Wednesday, January 30, 2008

Are we about to lose another Industry?

Given the current global financial crisis, which was created on Wall Street, is it possible that the mighty financial industry could go the way of the US manufacturing industries?

Take a trip back to the East coast and you will see the remnants of a huge industry that the US once dominated. Now only the buildings remain of the textile companies that once employed thousands. The mills were shuttered and the work sent abroad where cheaper labor and less restrictions on businesses allowed better profit margins.

Take another trip to the MidWest and you will see the people and cities that were devastated by the exodus of the auto industry. Competition has taken away an industry that was once dominated by the US and employed even more thousands.

It’s happened before to mighty industries. Who would have ever believed the auto industry would falter to this extent? Good paying jobs were lost forever.

Today, we are witnessing the struggles of yet another powerful industry. The financial services industry has managed to grow incredibly over the last 50 years. At one time, the US was the largest creditor nation in the world and it was only natural that the center of finance was located in New York where the largest suppliers of capital could be found.

That has all changed now. The US is a debtor nation and most of the new capital is coming from Asia and the Middle East. Read any paper and you will see that these new financiers are buying out America.

What has happened to cause this turn of events? Several things have contributed to the current situation.

For starters, government fiscal irresponsibility. Under Bush, the nation's debt has mushroomed. Secondly, the investment banks have gone from private ownership to public allowing risk to be transferred to shareholders.

As a result, the financial institutions were driven to find greater profits and take on riskier sources such as sub prime debt vehicles. In the frenzy, the US financial industry spread billions of dollars in losses around the world shattering it's standing with customers. You lose customers when you sell them junk, just like the auto industry lost its reputation for high quality cars.

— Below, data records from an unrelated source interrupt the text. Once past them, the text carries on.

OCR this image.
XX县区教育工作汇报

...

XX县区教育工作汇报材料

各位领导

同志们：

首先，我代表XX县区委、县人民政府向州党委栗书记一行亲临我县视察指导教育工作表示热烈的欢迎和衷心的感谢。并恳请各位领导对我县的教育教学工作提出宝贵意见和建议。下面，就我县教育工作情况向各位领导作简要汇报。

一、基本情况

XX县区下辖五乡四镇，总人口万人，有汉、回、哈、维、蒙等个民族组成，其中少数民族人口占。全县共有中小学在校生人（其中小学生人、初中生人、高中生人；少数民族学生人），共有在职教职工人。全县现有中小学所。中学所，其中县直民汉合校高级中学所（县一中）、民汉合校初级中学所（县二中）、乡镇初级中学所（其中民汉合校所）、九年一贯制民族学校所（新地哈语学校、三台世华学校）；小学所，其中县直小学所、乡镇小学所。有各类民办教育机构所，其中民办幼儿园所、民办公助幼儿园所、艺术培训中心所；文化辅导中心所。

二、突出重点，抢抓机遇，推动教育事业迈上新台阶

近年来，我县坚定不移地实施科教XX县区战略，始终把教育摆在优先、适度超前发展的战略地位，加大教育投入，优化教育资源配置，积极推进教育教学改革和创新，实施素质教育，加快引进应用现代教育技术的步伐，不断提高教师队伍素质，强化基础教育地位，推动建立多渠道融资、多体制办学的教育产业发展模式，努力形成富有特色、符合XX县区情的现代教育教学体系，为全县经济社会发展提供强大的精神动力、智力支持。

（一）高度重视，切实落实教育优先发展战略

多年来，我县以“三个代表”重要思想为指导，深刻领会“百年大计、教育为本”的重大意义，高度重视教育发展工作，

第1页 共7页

Another factor is the devaluing dollar. In the past the dollar was the most stable currency around. It was the standard to measure everything against. Nearly everyone wanted to be paid in US dollars or have their money in US banks. That is no longer the case.

It is very possible that the financial industry, like manufacturing, will be yet another industry lost to foreign competition. In the end, the financial capital could move away, leaving New York a minor role to play and a shadow of it's former self!

Somehow, I don’t think interest rate cuts and tax refunds are the answer….


  1. As far as I understand the introduction of SarbOx also moved some of the investment banking business to London.

  2. That probably did result in moving some firms offshore. The SarbOx Act introduced more oversight, regulations, inspections and disciplining of accounting firms in response to the host of major accounting scandals that took place in early 2000-2 such as Enron, Aldephia, etc.

    If they chose to go to London, does that mean that the UK has more relaxed accounting regulations? I would not have expected that.